President Biden can take immediate action by issuing an executive order that builds on the drone-accountability policies put in place during the late Obama era while setting a new standard for the international community, as well as by ordering an interagency review of the role that drones play in U.S. operations. Further, President Biden should work with Congress to repeal and replace the outdated 2001 and 2002 AUMFs and to consider how drones can and should be used responsibly in warfare. These steps will be essential to restoring confidence in U.S. military operations both at home and abroad. Finally, as the U.S. seeks to rebuild its position in the global community, efforts led by the Biden-Harris Administration to establish an international drone-accountability regime can help check the growing use of drones in warfare globally: a result that will strengthen the security of the United States and the world.

Frequently Asked Questions
What is the value of increasing transparency of U.S. drone technology?
As the Biden-Harris Administration works to rebuild America’s place in the global community, leadership to advance accountability of military technology can build trust with international partners and set an example for other nations. Leadership on this issue provides an opportunity for the Biden-Harris Administration to boost the accountability and transparency of U.S. military operations and demonstrates a commitment to international peace that sets a standard for the global community.
Why limit drone strikes when drone strikes can reduce U.S. military casualties?

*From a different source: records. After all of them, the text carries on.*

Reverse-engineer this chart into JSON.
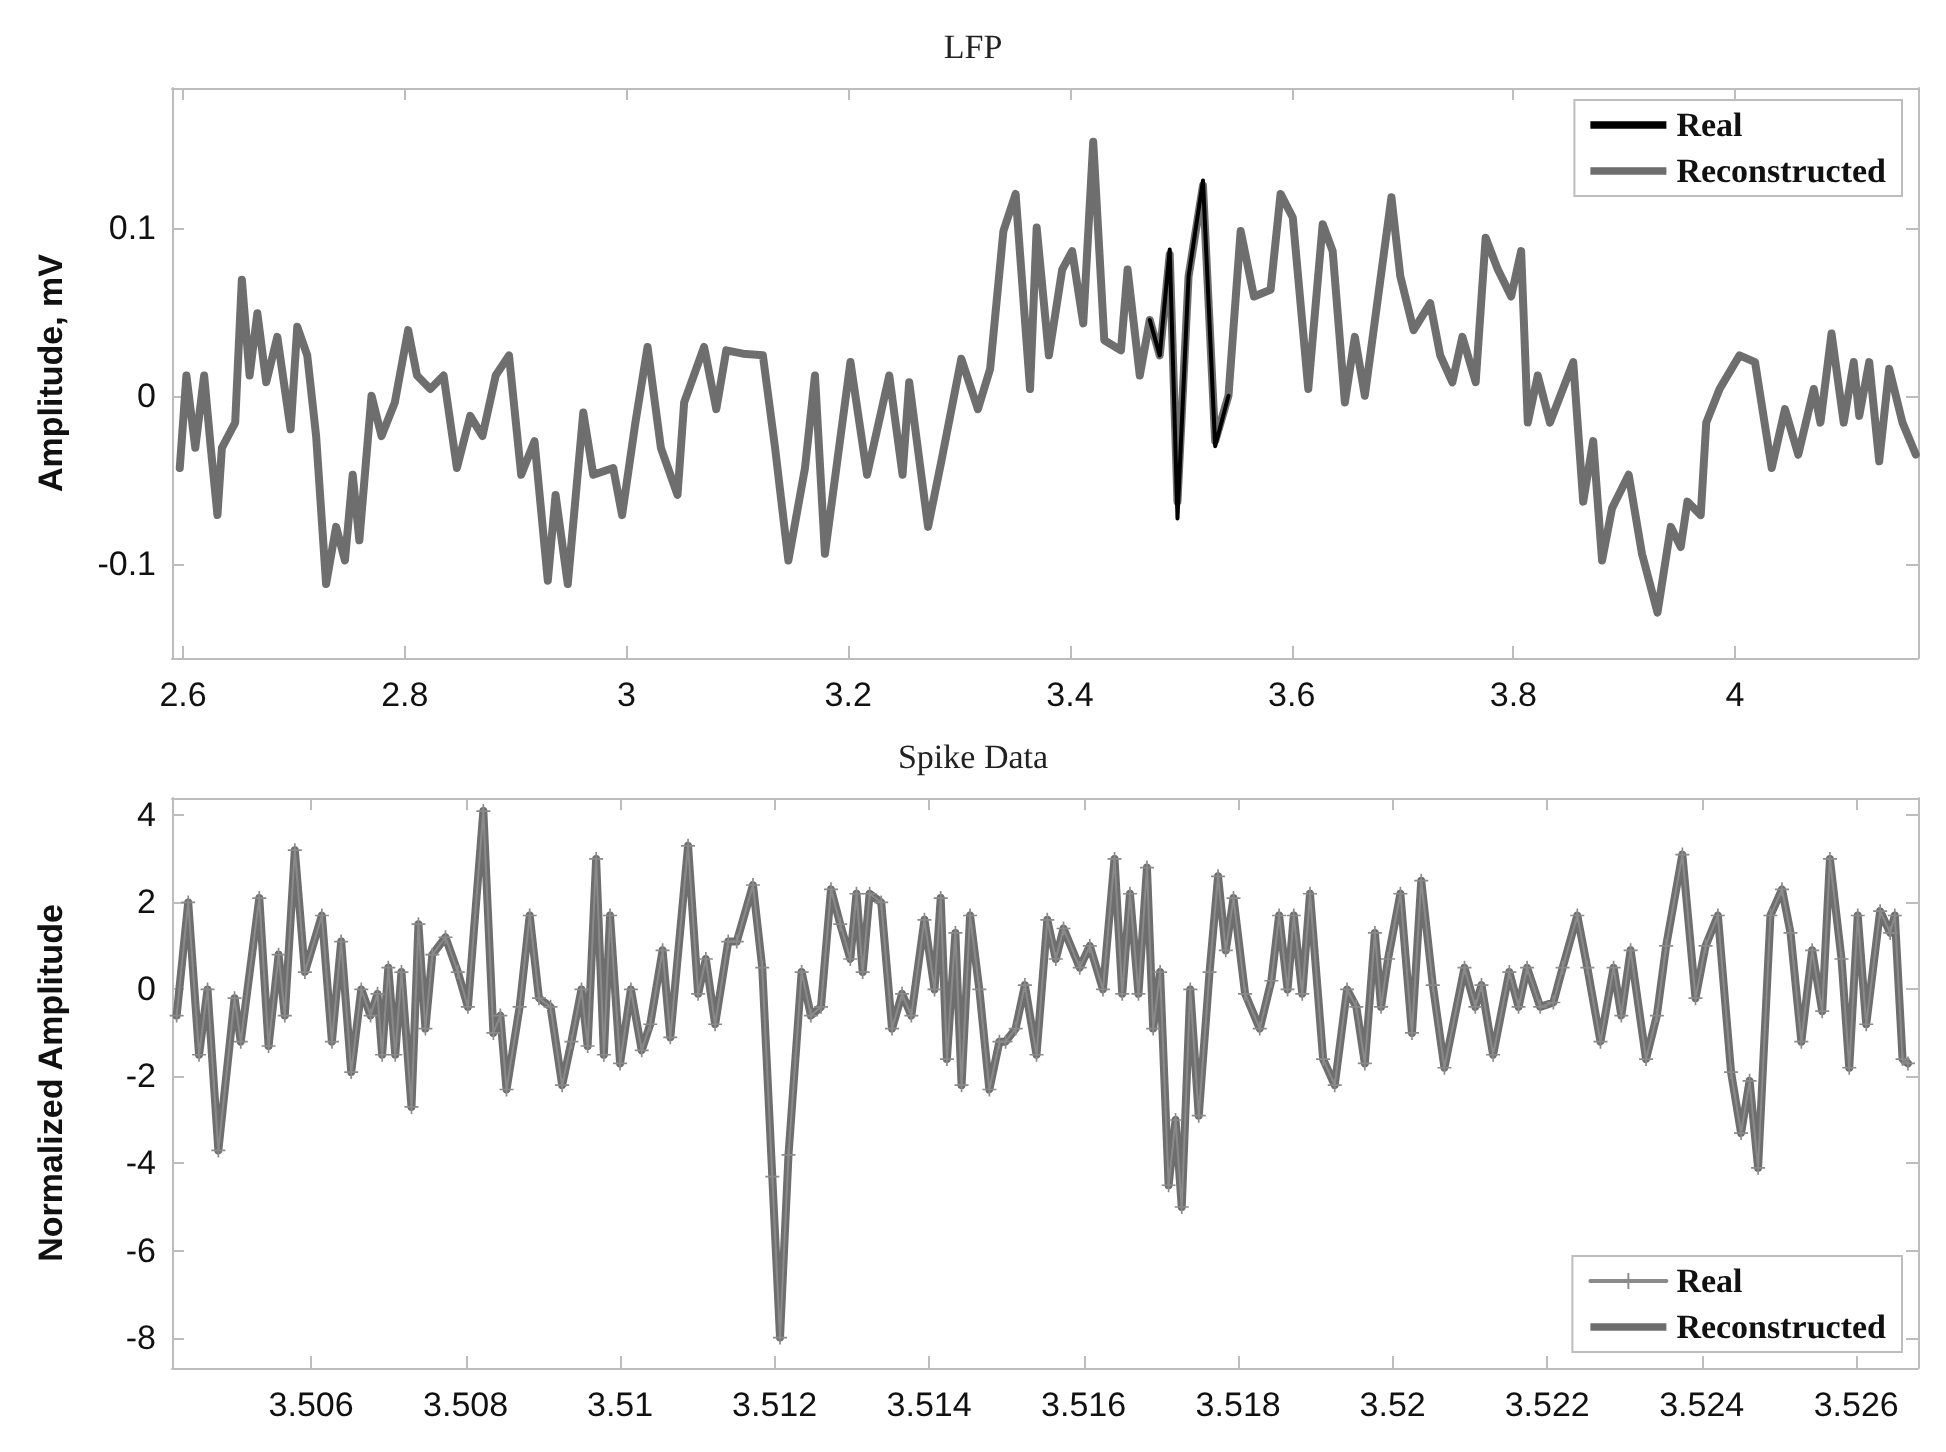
{
  "chart_data": [
    {
      "type": "line",
      "title": "LFP",
      "ylabel": "Amplitude, mV",
      "xlim": [
        2.59,
        4.165
      ],
      "ylim": [
        -0.156,
        0.183
      ],
      "xticks": [
        2.6,
        2.8,
        3,
        3.2,
        3.4,
        3.6,
        3.8,
        4
      ],
      "yticks": [
        -0.1,
        0,
        0.1
      ],
      "grid": false,
      "legend": "top right",
      "line_style": "solid",
      "series": [
        {
          "name": "Real",
          "color": "#000000",
          "marker": "none",
          "x": [
            3.472,
            3.481,
            3.49,
            3.497,
            3.507,
            3.52,
            3.531,
            3.543
          ],
          "values": [
            0.045,
            0.024,
            0.087,
            -0.073,
            0.071,
            0.128,
            -0.03,
            0
          ]
        },
        {
          "name": "Reconstructed",
          "color": "#6e6e6e",
          "marker": "none",
          "x": [
            2.597,
            2.603,
            2.611,
            2.619,
            2.625,
            2.631,
            2.635,
            2.647,
            2.653,
            2.66,
            2.667,
            2.675,
            2.685,
            2.697,
            2.703,
            2.712,
            2.72,
            2.729,
            2.738,
            2.746,
            2.753,
            2.759,
            2.77,
            2.779,
            2.791,
            2.803,
            2.811,
            2.823,
            2.835,
            2.847,
            2.859,
            2.87,
            2.882,
            2.894,
            2.905,
            2.917,
            2.929,
            2.936,
            2.947,
            2.961,
            2.97,
            2.988,
            2.996,
            3.008,
            3.019,
            3.031,
            3.046,
            3.052,
            3.07,
            3.081,
            3.09,
            3.105,
            3.123,
            3.134,
            3.146,
            3.161,
            3.17,
            3.179,
            3.202,
            3.217,
            3.237,
            3.249,
            3.255,
            3.272,
            3.284,
            3.302,
            3.317,
            3.328,
            3.34,
            3.351,
            3.364,
            3.37,
            3.381,
            3.393,
            3.402,
            3.412,
            3.421,
            3.431,
            3.446,
            3.452,
            3.463,
            3.472,
            3.481,
            3.49,
            3.497,
            3.507,
            3.52,
            3.531,
            3.543,
            3.554,
            3.566,
            3.581,
            3.59,
            3.601,
            3.615,
            3.628,
            3.637,
            3.648,
            3.657,
            3.666,
            3.69,
            3.698,
            3.71,
            3.725,
            3.734,
            3.745,
            3.754,
            3.766,
            3.775,
            3.786,
            3.798,
            3.807,
            3.813,
            3.822,
            3.833,
            3.854,
            3.863,
            3.872,
            3.88,
            3.889,
            3.904,
            3.916,
            3.93,
            3.942,
            3.951,
            3.957,
            3.969,
            3.974,
            3.986,
            4.004,
            4.018,
            4.033,
            4.045,
            4.057,
            4.071,
            4.077,
            4.087,
            4.098,
            4.107,
            4.112,
            4.121,
            4.13,
            4.139,
            4.151,
            4.163
          ],
          "values": [
            -0.043,
            0.012,
            -0.031,
            0.012,
            -0.031,
            -0.071,
            -0.031,
            -0.016,
            0.069,
            0.012,
            0.049,
            0.008,
            0.035,
            -0.02,
            0.041,
            0.024,
            -0.024,
            -0.112,
            -0.078,
            -0.098,
            -0.047,
            -0.086,
            0,
            -0.024,
            -0.004,
            0.039,
            0.012,
            0.004,
            0.012,
            -0.043,
            -0.012,
            -0.024,
            0.012,
            0.024,
            -0.047,
            -0.027,
            -0.11,
            -0.059,
            -0.112,
            -0.01,
            -0.047,
            -0.043,
            -0.071,
            -0.016,
            0.029,
            -0.031,
            -0.059,
            -0.004,
            0.029,
            -0.008,
            0.027,
            0.025,
            0.024,
            -0.031,
            -0.098,
            -0.043,
            0.012,
            -0.094,
            0.02,
            -0.047,
            0.012,
            -0.047,
            0.008,
            -0.078,
            -0.039,
            0.022,
            -0.008,
            0.016,
            0.098,
            0.12,
            0.004,
            0.1,
            0.024,
            0.075,
            0.086,
            0.043,
            0.151,
            0.033,
            0.027,
            0.075,
            0.012,
            0.045,
            0.024,
            0.084,
            -0.063,
            0.071,
            0.125,
            -0.027,
            0,
            0.098,
            0.059,
            0.063,
            0.12,
            0.106,
            0.004,
            0.102,
            0.086,
            -0.004,
            0.035,
            0,
            0.118,
            0.071,
            0.039,
            0.055,
            0.024,
            0.008,
            0.035,
            0.008,
            0.094,
            0.075,
            0.059,
            0.086,
            -0.016,
            0.012,
            -0.016,
            0.02,
            -0.063,
            -0.027,
            -0.098,
            -0.067,
            -0.047,
            -0.094,
            -0.129,
            -0.078,
            -0.09,
            -0.063,
            -0.071,
            -0.016,
            0.004,
            0.024,
            0.02,
            -0.043,
            -0.008,
            -0.035,
            0.004,
            -0.016,
            0.037,
            -0.016,
            0.02,
            -0.012,
            0.02,
            -0.039,
            0.016,
            -0.016,
            -0.035
          ]
        }
      ]
    },
    {
      "type": "line",
      "title": "Spike Data",
      "ylabel": "Normalized Amplitude",
      "xlim": [
        3.5042,
        3.5268
      ],
      "ylim": [
        -8.7,
        4.4
      ],
      "xticks": [
        3.506,
        3.508,
        3.51,
        3.512,
        3.514,
        3.516,
        3.518,
        3.52,
        3.522,
        3.524,
        3.526
      ],
      "yticks": [
        -8,
        -6,
        -4,
        -2,
        0,
        2,
        4
      ],
      "grid": false,
      "legend": "bottom right",
      "line_style": "solid",
      "x": [
        3.50426,
        3.50441,
        3.50455,
        3.50466,
        3.5048,
        3.50501,
        3.50509,
        3.50533,
        3.50545,
        3.50558,
        3.50566,
        3.50579,
        3.50592,
        3.50614,
        3.50627,
        3.50639,
        3.50652,
        3.50665,
        3.50677,
        3.50686,
        3.50692,
        3.507,
        3.50709,
        3.50717,
        3.5073,
        3.50739,
        3.50748,
        3.50757,
        3.50774,
        3.5079,
        3.50803,
        3.50823,
        3.50836,
        3.50845,
        3.50853,
        3.5087,
        3.50883,
        3.50895,
        3.5091,
        3.50925,
        3.50937,
        3.5095,
        3.50958,
        3.50969,
        3.50979,
        3.50987,
        3.51,
        3.51014,
        3.51028,
        3.51039,
        3.51055,
        3.51065,
        3.51088,
        3.51101,
        3.51111,
        3.51123,
        3.5114,
        3.51151,
        3.51172,
        3.51184,
        3.51197,
        3.51207,
        3.51218,
        3.51235,
        3.51247,
        3.5126,
        3.51273,
        3.51285,
        3.51298,
        3.51306,
        3.51314,
        3.51323,
        3.51338,
        3.51352,
        3.51365,
        3.51377,
        3.51394,
        3.51407,
        3.51415,
        3.51423,
        3.51434,
        3.51442,
        3.51453,
        3.51465,
        3.51478,
        3.51491,
        3.51499,
        3.51512,
        3.51524,
        3.51539,
        3.51553,
        3.51564,
        3.51574,
        3.51595,
        3.51608,
        3.51625,
        3.5164,
        3.5165,
        3.5166,
        3.51671,
        3.51682,
        3.5169,
        3.51699,
        3.5171,
        3.51719,
        3.51727,
        3.51738,
        3.51749,
        3.51763,
        3.51774,
        3.51784,
        3.51794,
        3.51809,
        3.51828,
        3.51843,
        3.51853,
        3.51864,
        3.51872,
        3.51883,
        3.51893,
        3.5191,
        3.51925,
        3.51941,
        3.51953,
        3.51964,
        3.51977,
        3.51985,
        3.51994,
        3.5201,
        3.52025,
        3.52037,
        3.52052,
        3.52067,
        3.52093,
        3.52107,
        3.52115,
        3.5213,
        3.52151,
        3.52163,
        3.52174,
        3.52191,
        3.52208,
        3.5222,
        3.52239,
        3.52252,
        3.52269,
        3.52286,
        3.52296,
        3.52308,
        3.52328,
        3.52342,
        3.52354,
        3.52375,
        3.52392,
        3.52405,
        3.52421,
        3.52438,
        3.52451,
        3.52462,
        3.52473,
        3.52489,
        3.52504,
        3.52515,
        3.52529,
        3.52543,
        3.52556,
        3.52566,
        3.52581,
        3.52591,
        3.52602,
        3.52613,
        3.52631,
        3.52644,
        3.5265,
        3.5266,
        3.52667
      ],
      "series": [
        {
          "name": "Real",
          "color": "#8a8a8a",
          "marker": "cross",
          "values": [
            -0.6,
            2.0,
            -1.5,
            0.0,
            -3.7,
            -0.2,
            -1.2,
            2.1,
            -1.3,
            0.8,
            -0.6,
            3.2,
            0.4,
            1.7,
            -1.2,
            1.1,
            -1.9,
            0.0,
            -0.6,
            -0.1,
            -1.5,
            0.5,
            -1.5,
            0.4,
            -2.7,
            1.5,
            -0.9,
            0.8,
            1.2,
            0.4,
            -0.4,
            4.1,
            -1.0,
            -0.6,
            -2.3,
            -0.4,
            1.7,
            -0.2,
            -0.4,
            -2.2,
            -1.2,
            0.0,
            -1.3,
            3.0,
            -1.5,
            1.7,
            -1.7,
            0.0,
            -1.4,
            -0.8,
            0.9,
            -1.1,
            3.3,
            -0.1,
            0.7,
            -0.8,
            1.1,
            1.1,
            2.4,
            0.5,
            -4.3,
            -8.0,
            -3.8,
            0.4,
            -0.6,
            -0.4,
            2.3,
            1.5,
            0.7,
            2.2,
            0.4,
            2.2,
            2.0,
            -0.9,
            -0.1,
            -0.6,
            1.6,
            0.0,
            2.1,
            -1.6,
            1.3,
            -2.2,
            1.7,
            0.0,
            -2.3,
            -1.2,
            -1.2,
            -0.9,
            0.1,
            -1.5,
            1.6,
            0.7,
            1.4,
            0.5,
            1.0,
            0.0,
            3.0,
            -0.1,
            2.2,
            -0.1,
            2.8,
            -0.9,
            0.4,
            -4.5,
            -3.0,
            -5.0,
            0.0,
            -2.9,
            0.4,
            2.6,
            0.9,
            2.1,
            -0.1,
            -0.9,
            0.2,
            1.7,
            0.0,
            1.7,
            -0.1,
            2.2,
            -1.6,
            -2.2,
            0.0,
            -0.4,
            -1.7,
            1.3,
            -0.4,
            0.7,
            2.2,
            -1.0,
            2.5,
            0.1,
            -1.8,
            0.5,
            -0.4,
            0.1,
            -1.5,
            0.4,
            -0.4,
            0.5,
            -0.4,
            -0.3,
            0.5,
            1.7,
            0.5,
            -1.2,
            0.5,
            -0.6,
            0.9,
            -1.6,
            -0.6,
            1.0,
            3.1,
            -0.2,
            1.0,
            1.7,
            -1.9,
            -3.3,
            -2.1,
            -4.1,
            1.7,
            2.3,
            1.3,
            -1.2,
            0.9,
            -0.5,
            3.0,
            0.7,
            -1.8,
            1.7,
            -0.8,
            1.8,
            1.3,
            1.7,
            -1.6,
            -1.7
          ]
        },
        {
          "name": "Reconstructed",
          "color": "#6e6e6e",
          "marker": "none",
          "values": [
            -0.6,
            2.0,
            -1.5,
            0.0,
            -3.7,
            -0.2,
            -1.2,
            2.1,
            -1.3,
            0.8,
            -0.6,
            3.2,
            0.4,
            1.7,
            -1.2,
            1.1,
            -1.9,
            0.0,
            -0.6,
            -0.1,
            -1.5,
            0.5,
            -1.5,
            0.4,
            -2.7,
            1.5,
            -0.9,
            0.8,
            1.2,
            0.4,
            -0.4,
            4.1,
            -1.0,
            -0.6,
            -2.3,
            -0.4,
            1.7,
            -0.2,
            -0.4,
            -2.2,
            -1.2,
            0.0,
            -1.3,
            3.0,
            -1.5,
            1.7,
            -1.7,
            0.0,
            -1.4,
            -0.8,
            0.9,
            -1.1,
            3.3,
            -0.1,
            0.7,
            -0.8,
            1.1,
            1.1,
            2.4,
            0.5,
            -4.3,
            -8.0,
            -3.8,
            0.4,
            -0.6,
            -0.4,
            2.3,
            1.5,
            0.7,
            2.2,
            0.4,
            2.2,
            2.0,
            -0.9,
            -0.1,
            -0.6,
            1.6,
            0.0,
            2.1,
            -1.6,
            1.3,
            -2.2,
            1.7,
            0.0,
            -2.3,
            -1.2,
            -1.2,
            -0.9,
            0.1,
            -1.5,
            1.6,
            0.7,
            1.4,
            0.5,
            1.0,
            0.0,
            3.0,
            -0.1,
            2.2,
            -0.1,
            2.8,
            -0.9,
            0.4,
            -4.5,
            -3.0,
            -5.0,
            0.0,
            -2.9,
            0.4,
            2.6,
            0.9,
            2.1,
            -0.1,
            -0.9,
            0.2,
            1.7,
            0.0,
            1.7,
            -0.1,
            2.2,
            -1.6,
            -2.2,
            0.0,
            -0.4,
            -1.7,
            1.3,
            -0.4,
            0.7,
            2.2,
            -1.0,
            2.5,
            0.1,
            -1.8,
            0.5,
            -0.4,
            0.1,
            -1.5,
            0.4,
            -0.4,
            0.5,
            -0.4,
            -0.3,
            0.5,
            1.7,
            0.5,
            -1.2,
            0.5,
            -0.6,
            0.9,
            -1.6,
            -0.6,
            1.0,
            3.1,
            -0.2,
            1.0,
            1.7,
            -1.9,
            -3.3,
            -2.1,
            -4.1,
            1.7,
            2.3,
            1.3,
            -1.2,
            0.9,
            -0.5,
            3.0,
            0.7,
            -1.8,
            1.7,
            -0.8,
            1.8,
            1.3,
            1.7,
            -1.6,
            -1.7
          ]
        }
      ]
    }
  ]
}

The unmanned nature of drone warfare does indeed limit U.S. military casualties. But the widened use of drone warfare by the American military and resulting casualties poses risks to Americans. Civilian casualties and collateral damage that result from reckless drone strikes in many instances have provoked the targets of those strikes to retaliate against American troops.

Is there bipartisan consensus on this issue?
Over the years, the push to rein in presidential war powers has gained bipartisan support. Senators on both sides of the aisle including Tim Kaine, Todd Young, John McCain, Ben Cardin and Chris Murphy have spearheaded legislation to sunset the decades-old war authorizations that authorized military action — including drone warfare — against Iraq (now, an ally) and military groups including al Qaeda and the Taliban in Afghanistan. But in recent years, several administrations have attempted to justify new military action against other nations and military groups with these outdated and expired war authorizations.